Basierend auf den Anlagen zur Drs. 21-2632 erscheinen die genannten Anforderungen aus § 67 Abs. 1 Satz 2 BNatSchG sämtlich nicht erfüllt. Insofern kann an dieser Stelle von einer Auseinandersetzung mit der zusätzlichen Anforderung einer Vereinbarkeit mit den Belangen des Naturschutzes und der Landschaftspflege abgesehen werden.

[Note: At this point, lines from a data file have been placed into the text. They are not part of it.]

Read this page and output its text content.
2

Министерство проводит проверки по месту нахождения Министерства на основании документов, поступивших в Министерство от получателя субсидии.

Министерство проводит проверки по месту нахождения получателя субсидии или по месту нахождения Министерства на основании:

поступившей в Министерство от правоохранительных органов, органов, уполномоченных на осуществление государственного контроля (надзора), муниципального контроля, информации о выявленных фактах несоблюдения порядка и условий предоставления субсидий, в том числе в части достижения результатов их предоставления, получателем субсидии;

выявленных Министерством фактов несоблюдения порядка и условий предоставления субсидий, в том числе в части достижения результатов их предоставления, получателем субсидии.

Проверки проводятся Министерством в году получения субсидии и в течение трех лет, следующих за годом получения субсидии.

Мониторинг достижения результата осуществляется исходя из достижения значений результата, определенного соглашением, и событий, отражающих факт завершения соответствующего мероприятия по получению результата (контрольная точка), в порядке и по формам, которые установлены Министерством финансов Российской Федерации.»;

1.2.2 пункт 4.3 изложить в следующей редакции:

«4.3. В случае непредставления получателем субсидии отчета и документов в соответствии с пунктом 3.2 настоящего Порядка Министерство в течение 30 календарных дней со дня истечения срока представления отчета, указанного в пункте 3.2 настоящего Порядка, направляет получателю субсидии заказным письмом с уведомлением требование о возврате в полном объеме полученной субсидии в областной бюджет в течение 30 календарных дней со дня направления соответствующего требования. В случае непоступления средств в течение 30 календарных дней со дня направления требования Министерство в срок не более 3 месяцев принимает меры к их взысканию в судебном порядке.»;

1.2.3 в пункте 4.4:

Das Bauvorhaben liegt im Geltungsbereich des Baustufenplans Harburg, der an dieser Stelle „Außengebiet“ ausweist. Entsprechend ist, nach Bewertung durch H/WBZ20, hier § 35 Baugesetzbuch (BauGB, Bauen im Außenbereich) anzuwenden. Nach § 35 Abs. 2 BauGB wurde das Vorhaben als unzulässig eingestuft, da gravierende und maßgebliche Beeinträchtigungen öffentlicher Belange gemäß § 35 Abs. 3 BauGB vorlagen. Die Baukommission Harburg kam am 16.12.2021 zum Entschluss, dass das Bauvorhaben entsprechend § 35 BauGB nicht genehmigungsfähig ist.
Die BUKEA sieht hier die Möglichkeit, das Vorhaben nach § 34 BauGB in Verbindung mit § 6 Abs. 1 Nr. 1 LSG-VO und § 5 Abs. 3 Nr. 1 LSG-VO zu genehmigen. Die Prüfung obliegt dem Bezirksamt.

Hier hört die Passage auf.